FÁBRICA DE LETRAS DO KIMBO

“O Bispo Sardinha . Diáspora portuguesa”

 

Sardinha “O bispo peixe”

Dom Pedro Fernandes Sardinha, foi o primeiro bispo do Brasil. Eleito bispo de São Salvador da Bahia no dia 25 de fevereiro de 1551, aos 55 anos é ordenado pelas mãos de Dom Fernando de Menezes Coutinho e Vasconcellos. Morreu devorado pelos índios Kaetés após naufragar no litoral de Alagoas entre Jequiá da Praia e Feliz Deserto perto da a Foz do Rio São Francisco. Constam as crônicas que os índios canibais Kaetés ao todo teriam comido entre oitenta a cem náufragos.

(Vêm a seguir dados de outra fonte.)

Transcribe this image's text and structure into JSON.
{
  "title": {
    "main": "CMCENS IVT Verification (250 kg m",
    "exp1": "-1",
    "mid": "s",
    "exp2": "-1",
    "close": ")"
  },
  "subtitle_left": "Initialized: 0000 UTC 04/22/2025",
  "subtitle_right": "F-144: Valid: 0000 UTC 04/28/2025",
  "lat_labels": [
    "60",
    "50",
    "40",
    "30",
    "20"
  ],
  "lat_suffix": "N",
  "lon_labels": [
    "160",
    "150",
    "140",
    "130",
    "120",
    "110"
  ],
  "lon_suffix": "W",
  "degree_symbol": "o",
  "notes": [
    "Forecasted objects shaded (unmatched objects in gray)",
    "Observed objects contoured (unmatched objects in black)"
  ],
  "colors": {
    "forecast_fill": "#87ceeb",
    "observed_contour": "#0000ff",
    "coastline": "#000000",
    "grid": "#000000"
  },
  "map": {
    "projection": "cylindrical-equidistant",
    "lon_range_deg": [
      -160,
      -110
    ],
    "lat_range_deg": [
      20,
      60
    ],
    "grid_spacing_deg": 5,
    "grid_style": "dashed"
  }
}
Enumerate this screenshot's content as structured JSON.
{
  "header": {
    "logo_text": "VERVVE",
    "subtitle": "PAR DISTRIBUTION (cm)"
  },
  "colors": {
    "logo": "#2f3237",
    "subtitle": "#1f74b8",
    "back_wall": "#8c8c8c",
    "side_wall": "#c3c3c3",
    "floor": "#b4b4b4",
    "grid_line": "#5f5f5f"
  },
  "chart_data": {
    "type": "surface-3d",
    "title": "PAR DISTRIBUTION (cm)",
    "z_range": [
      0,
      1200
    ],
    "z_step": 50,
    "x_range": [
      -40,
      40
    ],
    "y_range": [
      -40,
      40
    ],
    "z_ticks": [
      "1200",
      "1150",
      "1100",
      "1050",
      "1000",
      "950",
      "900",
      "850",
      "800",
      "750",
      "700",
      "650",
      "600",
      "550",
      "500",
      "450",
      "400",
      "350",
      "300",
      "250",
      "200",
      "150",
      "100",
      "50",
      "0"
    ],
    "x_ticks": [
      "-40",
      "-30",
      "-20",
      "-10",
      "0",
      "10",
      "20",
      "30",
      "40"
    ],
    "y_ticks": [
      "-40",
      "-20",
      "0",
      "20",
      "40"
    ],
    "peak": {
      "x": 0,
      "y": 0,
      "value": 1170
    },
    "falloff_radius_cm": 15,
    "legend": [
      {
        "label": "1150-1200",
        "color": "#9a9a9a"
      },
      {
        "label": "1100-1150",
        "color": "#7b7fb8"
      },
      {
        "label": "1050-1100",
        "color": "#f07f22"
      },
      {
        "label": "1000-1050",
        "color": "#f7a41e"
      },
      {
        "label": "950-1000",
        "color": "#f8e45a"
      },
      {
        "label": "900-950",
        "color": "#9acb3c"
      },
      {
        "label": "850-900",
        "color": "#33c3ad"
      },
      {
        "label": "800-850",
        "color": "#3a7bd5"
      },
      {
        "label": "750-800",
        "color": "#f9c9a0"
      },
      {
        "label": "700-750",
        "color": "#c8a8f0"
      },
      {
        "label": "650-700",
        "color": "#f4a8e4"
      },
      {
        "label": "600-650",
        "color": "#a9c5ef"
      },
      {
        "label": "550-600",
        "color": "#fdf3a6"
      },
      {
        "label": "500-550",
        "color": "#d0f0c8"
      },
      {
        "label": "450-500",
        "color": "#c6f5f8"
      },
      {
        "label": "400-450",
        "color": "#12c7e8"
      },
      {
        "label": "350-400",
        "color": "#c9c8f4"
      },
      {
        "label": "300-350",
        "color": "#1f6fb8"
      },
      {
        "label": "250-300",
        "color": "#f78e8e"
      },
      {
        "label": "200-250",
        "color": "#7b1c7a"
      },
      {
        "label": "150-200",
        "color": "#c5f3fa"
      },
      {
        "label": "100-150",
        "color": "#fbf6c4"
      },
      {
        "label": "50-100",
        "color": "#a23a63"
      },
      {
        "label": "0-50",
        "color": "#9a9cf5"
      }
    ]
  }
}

Os Kaetés eram um povo indígena tupi-guarani brasileiro. No século XVI habitavam o litoral brasileiro entre a foz do rio São Francisco e a ilha de Itamaracá, na foz do rio Paraíba, numa área limitada ao Norte pelas terras dos Potiguaras e ao sul pelas dos Tupinambás que com a chegada dos portugueses, emigraram  para o Pará.

Os Kaetés depois de serem acusados de devorar o bispo, foram considerados "inimigos da civilização", e alvos de implacável perseguição pelos colonizadores, o que provocou sua migração para o Norte e internação no território, sendo finalmente extintos. Ainda hoje, no Nordeste do Brasil, se podem encontrar descendentes do povo Kaeté em aldeias da região de Alagoas.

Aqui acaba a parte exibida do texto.